A. I think the general concept and the potential of the technology and possible applications all played their part. Microsoft also emphasized the fact that the end user could use an intuitive user interface, to navigate or search through huge amount of different information.


Q. So far, what are the most interesting and successful uses of Zoomery for business purposes?


A. Apart from the Photo Calendar mentioned above, we sponsored the Website of the Year contest in Hungary. The screenshots of the websites were uploaded to a PHP site, and Zoomery Community Gallery processed them, and added the new image immediately. This is another unique feature of Zoomery Server - we can add images to an existing gallery without recreating the entire scene.


We have also cooperated with the Internet Explorer 8 campaign of Microsoft Hungary, where screenshots of favorite websites running with IE8 could be uploaded and browsed.


Our current project involves a real business use: it will help our client in manually sorting and classifying tens of thousands of scanned pages per day.


Q. The ERP Client “MÛVÉSZ” also got you a Microsoft Innovation Award, for 2008. The architecture of this application is well-explained in the first ever case study of The Architecture Journal. What were the main innovations introduced with this project, and how did the idea for this project evolve? 


A. The WPF client was designed to run on a UMPC: a small touchscreen device with merely 512 megabytes of RAM and a 900 MHz processor, and no keyboard. The users of the application are not expert computer users, but technicians, who work with the insides of ATM machines, POS terminals and so on. Our goal with the project was to create a never before seen user experience, with emphasis on productivity and ease of use. The application works well with touch navigation, and text input is done with an on-screen keyboard or handwriting recognition.


Q. What were the major difficulties you faced while developing the project? How did you resolve them?
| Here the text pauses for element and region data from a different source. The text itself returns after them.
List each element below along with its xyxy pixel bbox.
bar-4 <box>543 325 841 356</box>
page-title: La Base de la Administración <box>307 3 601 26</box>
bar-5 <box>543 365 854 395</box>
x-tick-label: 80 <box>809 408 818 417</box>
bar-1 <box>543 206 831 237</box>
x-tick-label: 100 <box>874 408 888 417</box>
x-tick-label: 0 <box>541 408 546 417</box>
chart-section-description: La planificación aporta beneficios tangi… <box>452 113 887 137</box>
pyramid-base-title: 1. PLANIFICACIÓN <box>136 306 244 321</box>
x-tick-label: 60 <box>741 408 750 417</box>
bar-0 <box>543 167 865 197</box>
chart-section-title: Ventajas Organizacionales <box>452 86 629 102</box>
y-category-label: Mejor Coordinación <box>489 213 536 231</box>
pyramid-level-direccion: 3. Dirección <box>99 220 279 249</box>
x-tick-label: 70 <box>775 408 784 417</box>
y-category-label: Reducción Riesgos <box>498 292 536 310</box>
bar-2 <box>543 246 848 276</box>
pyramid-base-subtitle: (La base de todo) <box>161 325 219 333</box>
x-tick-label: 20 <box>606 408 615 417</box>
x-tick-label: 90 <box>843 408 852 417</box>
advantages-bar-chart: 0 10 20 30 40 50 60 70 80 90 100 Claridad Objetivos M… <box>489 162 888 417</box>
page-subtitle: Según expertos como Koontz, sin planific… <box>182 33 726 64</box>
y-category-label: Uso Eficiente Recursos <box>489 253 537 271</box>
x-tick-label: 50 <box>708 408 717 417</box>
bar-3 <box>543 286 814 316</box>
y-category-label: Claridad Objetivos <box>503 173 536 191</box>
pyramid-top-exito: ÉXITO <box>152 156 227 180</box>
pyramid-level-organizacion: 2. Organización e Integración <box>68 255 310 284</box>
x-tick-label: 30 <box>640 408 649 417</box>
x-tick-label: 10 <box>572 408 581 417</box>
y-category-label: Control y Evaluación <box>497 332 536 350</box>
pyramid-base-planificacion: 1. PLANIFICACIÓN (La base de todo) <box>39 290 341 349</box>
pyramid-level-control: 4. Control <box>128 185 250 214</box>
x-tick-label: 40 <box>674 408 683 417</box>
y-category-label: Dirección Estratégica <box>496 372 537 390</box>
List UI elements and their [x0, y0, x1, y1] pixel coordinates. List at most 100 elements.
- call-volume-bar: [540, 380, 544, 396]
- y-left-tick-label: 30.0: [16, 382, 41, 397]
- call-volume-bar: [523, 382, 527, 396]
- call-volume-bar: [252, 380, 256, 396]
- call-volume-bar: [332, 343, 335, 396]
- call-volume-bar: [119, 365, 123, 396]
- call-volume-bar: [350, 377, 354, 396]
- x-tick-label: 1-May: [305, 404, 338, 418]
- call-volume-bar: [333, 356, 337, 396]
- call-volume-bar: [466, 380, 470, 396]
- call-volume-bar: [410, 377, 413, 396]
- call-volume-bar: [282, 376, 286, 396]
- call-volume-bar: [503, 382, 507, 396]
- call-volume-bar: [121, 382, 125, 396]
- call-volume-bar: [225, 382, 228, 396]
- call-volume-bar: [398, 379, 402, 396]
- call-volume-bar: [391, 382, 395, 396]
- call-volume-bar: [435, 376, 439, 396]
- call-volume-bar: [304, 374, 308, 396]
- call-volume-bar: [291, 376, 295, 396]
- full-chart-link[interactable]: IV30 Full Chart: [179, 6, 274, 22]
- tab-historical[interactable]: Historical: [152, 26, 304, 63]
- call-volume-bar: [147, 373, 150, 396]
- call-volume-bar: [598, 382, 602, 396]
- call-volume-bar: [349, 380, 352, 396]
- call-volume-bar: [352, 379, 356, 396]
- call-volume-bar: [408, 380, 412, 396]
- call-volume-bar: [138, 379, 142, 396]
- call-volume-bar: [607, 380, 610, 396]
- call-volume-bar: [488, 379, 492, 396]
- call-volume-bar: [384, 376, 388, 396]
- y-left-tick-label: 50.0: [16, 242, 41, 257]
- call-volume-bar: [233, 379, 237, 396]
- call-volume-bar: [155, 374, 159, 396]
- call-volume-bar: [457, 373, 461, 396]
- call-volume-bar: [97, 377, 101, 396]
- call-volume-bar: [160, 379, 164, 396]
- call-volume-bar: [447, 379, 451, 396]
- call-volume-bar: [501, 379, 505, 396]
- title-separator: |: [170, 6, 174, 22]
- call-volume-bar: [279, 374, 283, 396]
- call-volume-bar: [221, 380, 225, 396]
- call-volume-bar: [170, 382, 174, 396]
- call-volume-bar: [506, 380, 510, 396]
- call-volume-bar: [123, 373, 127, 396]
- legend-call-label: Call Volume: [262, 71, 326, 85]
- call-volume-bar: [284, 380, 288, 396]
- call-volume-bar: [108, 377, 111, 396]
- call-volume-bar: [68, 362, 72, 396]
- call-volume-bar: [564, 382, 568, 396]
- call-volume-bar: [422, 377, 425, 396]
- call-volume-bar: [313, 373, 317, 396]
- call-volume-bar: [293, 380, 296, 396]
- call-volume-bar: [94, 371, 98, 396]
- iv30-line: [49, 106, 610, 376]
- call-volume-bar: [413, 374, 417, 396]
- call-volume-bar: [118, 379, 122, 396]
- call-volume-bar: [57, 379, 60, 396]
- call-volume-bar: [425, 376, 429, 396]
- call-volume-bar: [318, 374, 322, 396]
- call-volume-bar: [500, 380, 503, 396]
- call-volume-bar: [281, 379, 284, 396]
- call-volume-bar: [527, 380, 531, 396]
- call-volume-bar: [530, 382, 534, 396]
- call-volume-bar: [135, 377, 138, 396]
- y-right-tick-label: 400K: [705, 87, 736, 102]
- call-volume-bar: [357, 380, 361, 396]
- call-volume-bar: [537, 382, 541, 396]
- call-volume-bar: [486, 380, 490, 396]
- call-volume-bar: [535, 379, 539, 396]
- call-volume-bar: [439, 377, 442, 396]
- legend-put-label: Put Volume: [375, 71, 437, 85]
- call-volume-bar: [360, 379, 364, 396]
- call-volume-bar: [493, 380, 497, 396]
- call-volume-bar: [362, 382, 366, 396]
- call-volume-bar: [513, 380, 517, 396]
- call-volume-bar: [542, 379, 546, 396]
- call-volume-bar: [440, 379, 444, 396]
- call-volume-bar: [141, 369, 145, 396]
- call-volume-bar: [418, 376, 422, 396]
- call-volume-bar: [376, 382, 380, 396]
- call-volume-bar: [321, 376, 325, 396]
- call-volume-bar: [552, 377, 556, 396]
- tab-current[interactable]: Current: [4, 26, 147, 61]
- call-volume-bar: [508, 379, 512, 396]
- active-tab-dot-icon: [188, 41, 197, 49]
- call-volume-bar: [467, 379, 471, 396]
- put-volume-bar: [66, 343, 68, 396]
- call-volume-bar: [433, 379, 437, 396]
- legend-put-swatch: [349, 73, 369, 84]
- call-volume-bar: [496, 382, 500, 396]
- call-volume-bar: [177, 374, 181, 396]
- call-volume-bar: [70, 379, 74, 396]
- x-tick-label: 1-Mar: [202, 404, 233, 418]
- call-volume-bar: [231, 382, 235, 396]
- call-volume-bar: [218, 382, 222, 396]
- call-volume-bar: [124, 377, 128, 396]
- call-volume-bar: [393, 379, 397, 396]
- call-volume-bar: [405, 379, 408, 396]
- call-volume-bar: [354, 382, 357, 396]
A. The first version of the technician’s client was developed for Pocket PC’s, using .Net Compact framework. The biggest challenge here was solving the issues with the clients being occasionally connected: data synchronization, uploading, change sets and working offline. The WPF client was our first ever WPF project. We had to climb the WPF learning curve, and work with buggy Visual Studio and Blend versions (the project started in 2007). Luckily, we could migrate most of the business logic from the Pocket PC version.


Another kind of difficulty was creating the concept itself. We wanted to get rid of the menus and screen-by-screen navigation, and create a lot more fluid experience with much less navigation and much more information visible and accessible at the same time.


The target hardware was also pretty slow. We learned that turning off hardware acceleration for WPF actually helped performance even on that 900 MHz CPU. Still, we had a lot of performance optimizations to do - the biggest gains came from using less complex layout containers whenever possible (for example, using Canvas instead of Grid).


Q. In what directions will be the next projects your company will be working on?


A. There are some projects I can’t discuss, but we continue to refine our Zoomery system, and we are also focusing on LOB applications. The most motivating challenge for us is looking at old problems in a new light, and creating new, refreshing user experience - one that can only be designed with real out of the box thinking.


Thank you András, for sharing your experience with the community at SilverlightShow! We'll be looking forward to your set of articles (first article expected within the end of January) revealing the solutions and code behind the most interesting and challenging pieces of your Silverlight applications.